I recently turned 25. Our legendary friend, Mario, turned 26 this year. I feel as if I've been raised by the guy.
Seriously.
When I was 6 years old and had the chickenpox, keeping my hands glued to the Nintendo controller and attempting to save the Princess, the first Super Mario Bros game kept me from scratching away and permanently scarring myself.
Coinciding with my generation reaching bar-hopping age, there's a nationwide craze for videogames in bars.
True, in the '80s and '90s maybe it wasn't quite as practical to put game systems in bars, but the transition to high-def television sets made way for the current generation of gaming systems (Wii, Xbox 360, Playstation 3) as a sort of 21st century pool table in bars.
The nationwide trend is catching on in Knoxville. Ray's ESG, popular with 30-somethings, has a Wii tournament on Monday nights. New Amsterdam, a college student hangout, offers the same occasionally. The Pearl, an all-ages cereal bar in the Old City, offers Guitar Hero for its patrons.
It seems like every day another venue in town is catching on to videogames.
On a recent episode of "The Tonight Show" with Conan O'Brien, Triumph the Insult Comic Dog traveled to the Bonnaroo festival and mocked those who paid $300-plus to get in only to spend their time at the Xbox 360 tent playing the same games they play at home.
Triumph asks a question many wonder: "Why leave the house to play videogames?"
There are two answers to that.
First, we're not really leaving the house for the sake of playing videogames. But if they happen to be at the bar, you'd better believe we're getting in line for a Wii Tennis match or a Guitar Hero showdown. The only thing more entertaining than simplistic videogames is simplistic videogames mixed with alcohol.
Secondly, it's the perplexing '80s nostalgia we all have.
We want to go to the arcade, but we don't want the arcade feel. We don't want to hear kids yelling and 100-plus systems going off at once.
This has resulted in "barcades" popping up across the country, and Knoxville has one called the Fort Sanders Yacht Club.
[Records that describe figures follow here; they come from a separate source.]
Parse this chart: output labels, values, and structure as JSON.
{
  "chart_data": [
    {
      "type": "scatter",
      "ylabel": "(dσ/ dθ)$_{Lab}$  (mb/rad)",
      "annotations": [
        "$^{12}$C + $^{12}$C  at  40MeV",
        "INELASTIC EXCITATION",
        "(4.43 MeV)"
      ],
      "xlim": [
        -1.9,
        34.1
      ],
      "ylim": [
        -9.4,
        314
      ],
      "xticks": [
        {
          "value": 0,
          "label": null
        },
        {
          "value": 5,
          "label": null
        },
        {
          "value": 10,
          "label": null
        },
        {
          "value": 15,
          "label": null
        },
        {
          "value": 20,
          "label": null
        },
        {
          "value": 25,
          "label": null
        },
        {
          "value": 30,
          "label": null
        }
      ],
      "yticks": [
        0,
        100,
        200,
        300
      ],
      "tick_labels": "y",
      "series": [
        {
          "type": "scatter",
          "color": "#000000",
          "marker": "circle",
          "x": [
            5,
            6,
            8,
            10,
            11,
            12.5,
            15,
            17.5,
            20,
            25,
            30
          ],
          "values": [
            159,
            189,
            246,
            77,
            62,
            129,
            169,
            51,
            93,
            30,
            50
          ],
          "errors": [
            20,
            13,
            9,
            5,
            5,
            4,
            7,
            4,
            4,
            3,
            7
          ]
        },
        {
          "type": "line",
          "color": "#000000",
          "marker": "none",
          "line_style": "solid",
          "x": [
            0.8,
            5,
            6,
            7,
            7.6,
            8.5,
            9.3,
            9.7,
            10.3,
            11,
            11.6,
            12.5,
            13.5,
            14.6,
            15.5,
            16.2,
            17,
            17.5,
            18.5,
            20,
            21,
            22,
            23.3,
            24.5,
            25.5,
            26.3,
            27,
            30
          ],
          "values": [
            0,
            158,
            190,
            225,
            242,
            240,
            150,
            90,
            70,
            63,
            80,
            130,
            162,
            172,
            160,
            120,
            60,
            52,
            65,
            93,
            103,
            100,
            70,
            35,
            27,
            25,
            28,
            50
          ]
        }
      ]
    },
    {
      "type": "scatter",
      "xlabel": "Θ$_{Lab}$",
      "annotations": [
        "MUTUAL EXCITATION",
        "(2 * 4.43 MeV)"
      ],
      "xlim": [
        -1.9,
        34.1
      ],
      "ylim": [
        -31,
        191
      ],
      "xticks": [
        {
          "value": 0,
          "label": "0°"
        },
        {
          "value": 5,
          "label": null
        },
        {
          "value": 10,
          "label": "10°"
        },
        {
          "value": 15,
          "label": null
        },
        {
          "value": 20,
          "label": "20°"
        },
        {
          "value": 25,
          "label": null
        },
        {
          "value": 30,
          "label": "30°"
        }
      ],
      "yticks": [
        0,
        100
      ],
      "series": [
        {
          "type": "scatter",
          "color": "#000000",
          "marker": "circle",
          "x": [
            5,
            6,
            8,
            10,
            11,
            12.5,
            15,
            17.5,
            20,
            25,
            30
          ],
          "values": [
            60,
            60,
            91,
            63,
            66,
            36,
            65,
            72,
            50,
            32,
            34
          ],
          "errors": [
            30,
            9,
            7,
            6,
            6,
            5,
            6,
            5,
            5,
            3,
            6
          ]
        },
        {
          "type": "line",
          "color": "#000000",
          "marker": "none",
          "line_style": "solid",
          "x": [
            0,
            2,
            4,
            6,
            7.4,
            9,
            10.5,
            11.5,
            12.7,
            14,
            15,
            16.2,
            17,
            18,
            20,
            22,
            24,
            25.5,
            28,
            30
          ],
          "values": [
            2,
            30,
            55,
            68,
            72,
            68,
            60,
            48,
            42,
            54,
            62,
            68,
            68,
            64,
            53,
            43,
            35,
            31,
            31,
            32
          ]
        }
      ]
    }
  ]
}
There are roughly 15 arcade systems in the barcade, dating from 1979 to roughly 1993. There are classics like Street Fighter II, Dig Dug, Galaga and Ms. Pac-Man. It even has hard-to-find game Tapper, where you are (appropriately) a bartender serving beverages.
What's most interesting about the Yacht Club is it hones in on that '80s nostalgia with contemporary pop culture. Blaring over the PA you'll hear bands like Modest Mouse, which sounds kind of like a cracked-out version of '80s band Echo and the Bunnymen, and they're known to play Nine Inch Nails, whose music very well may be sampling Nintendo's 8-bit sounds.
The Yacht Club is a place where we can go to appreciate classic icons from our childhood yet still act the age we actually are. And it most certainly does not get old, even if we do.